Composé de deux livres rédigés par l’empereur Constantin VII (r. 913–959) à des époques différentes, il traite de différentes cérémonies religieuses et civiles, de même que de différentes festivités populaires, le tout du point de vue de la cour et des règles d’étiquette que les participants devaient observer. L’unique manuscrit parvenu jusqu’à nous incorpore des ajouts dont certains sont antérieurs à la période traitée par l’empereur ou postérieurs à la mort de celui-ci.

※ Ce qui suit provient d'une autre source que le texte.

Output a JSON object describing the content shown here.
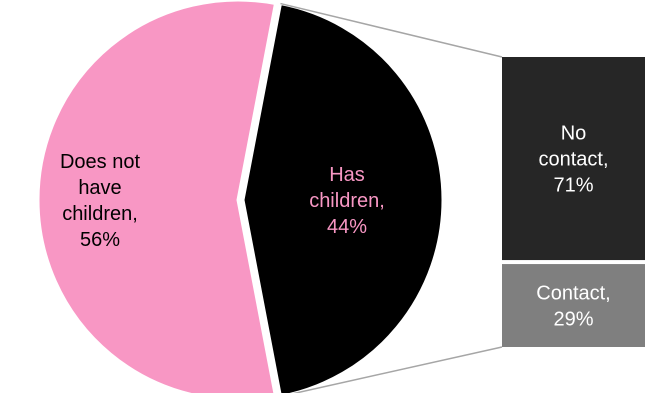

Le terme essentiel de ce livre est Τάξις[N 2] ou « ordre », « disposition » correspondant au mot français « étiquette ». Pour les Byzantins, de même qu’il n’y avait qu’un seul Dieu dans le ciel, il ne pouvait y avoir qu’un seul empereur sur la terre. Et de la même façon que Dieu faisait régner l’ordre parmi les êtres spirituels de la sphère céleste, il appartenait à l’empereur non seulement de faire régner l’ordre au sein de l’empire, mais aussi d’y amener les autres peuples de l’univers, ce monde barbare ou régnait l’ataxia (le désordre)[1],[2],[3]. Il en découlait un véritable culte impérial, christianisant le culte rendu aux empereurs romains d’autrefois, dont le cadre principal était le Grand Palais, tout comme le culte divin et sa liturgie prenaient place à la cathédrale Sainte-Sophie. Tout ce qui touche l’empereur devient « sacré » : ses appartements sont qualifiés de « sacrum cubiculum » et une lettre écrite par le basileus est une « divalis sacra »[4]. La vie officielle de celui-ci sera réglée d’après des rites similaires à la liturgie ecclésiastique, se développant au rythme de processions, d’acclamations, etc.[5], tout au long d’une année marquée par nombre de fêtes ayant chacune son rituel propre[6].
Constantin VII résume lui-même cette conception dans la préface de son livre : « De la sorte, puisse le pouvoir impérial s’exercer avec ordre et mesure, reproduire le mouvement harmonieux que le Créateur donne à tout cet univers et (l’empire) apparaître à nos sujets plus majestueux et, par là même, plus agréable et plus admirable (Livre des cérémonies, I, préface) ».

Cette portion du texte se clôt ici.